Can You Get COVID-19 From Your Pet?
While the Bronx Zoo’s tigers and lions did come down with the novel coronavirus, Dr. Howe noted that folks should remember that big cats and domestic ones, while related, are completely different animals. That means viruses affect them differently. As for the dogs in Hong Kong, Dr. Howe said, "To find pieces of the virus in stomach contents or stool does not mean [the dogs] are infected." That is, COVID-19 may be present in a domesticated animal, but that doesn’t mean it’s infecting them. (The same goes for a cat in Belgium, whose stool had traces of the virus in it.)
Nonetheless, since the novel coronavirus is thought to originate in a species of bat, scientists across the globe have been doing their part to test a variety of animals to determine which species may be susceptible to the novel coronavirus and if they can transmit it between one another or pass it to other species.
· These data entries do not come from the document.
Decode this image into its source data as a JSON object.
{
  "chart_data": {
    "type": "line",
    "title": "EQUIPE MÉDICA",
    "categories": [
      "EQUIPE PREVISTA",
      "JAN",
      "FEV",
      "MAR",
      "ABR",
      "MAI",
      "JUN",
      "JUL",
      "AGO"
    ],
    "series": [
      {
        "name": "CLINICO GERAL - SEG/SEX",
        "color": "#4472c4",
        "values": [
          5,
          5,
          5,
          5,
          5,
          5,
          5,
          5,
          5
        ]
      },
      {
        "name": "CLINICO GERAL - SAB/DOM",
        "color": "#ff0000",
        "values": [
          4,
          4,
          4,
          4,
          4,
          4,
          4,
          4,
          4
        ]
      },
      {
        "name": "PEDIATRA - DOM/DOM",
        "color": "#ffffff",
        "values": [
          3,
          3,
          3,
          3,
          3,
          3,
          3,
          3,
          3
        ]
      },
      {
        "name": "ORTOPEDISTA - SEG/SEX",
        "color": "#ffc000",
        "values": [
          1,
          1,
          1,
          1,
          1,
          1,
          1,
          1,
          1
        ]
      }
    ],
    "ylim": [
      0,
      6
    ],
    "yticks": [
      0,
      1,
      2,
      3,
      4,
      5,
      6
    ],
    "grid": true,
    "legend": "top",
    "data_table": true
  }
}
At this point, most experts maintain that with upwards of 90 million cases of COVID-19 reported worldwide as of January 2021, we would know if pets — and other animals we come into contact with on a daily basis — were significant vectors. The CDC has been monitoring the situation continually and still states that, while it appears the virus may spread from people to animals in some situations, the risk of animals spreading it to people is considered low.
Lend a Helping Paw
Finally, if you’re an animal lover with some extra time on your hands, you might want to try fostering or adopting a pet during the shelter-in-place and social-distancing directives. This helps animal shelters, which are generally overwhelmed, and has the added benefit of doing wonders for your mental health.
"There is no reason to think that any animals, including shelter pets, in the United States might be a source of COVID-19," the CDC states. Many have already taken this note to heart, causing a nationwide pet adoption boom. In short, whether you’re a long-time animal owner or new to the game, you and your pet have no reason to worry about their health — or about transmitting COVID-19 to one another.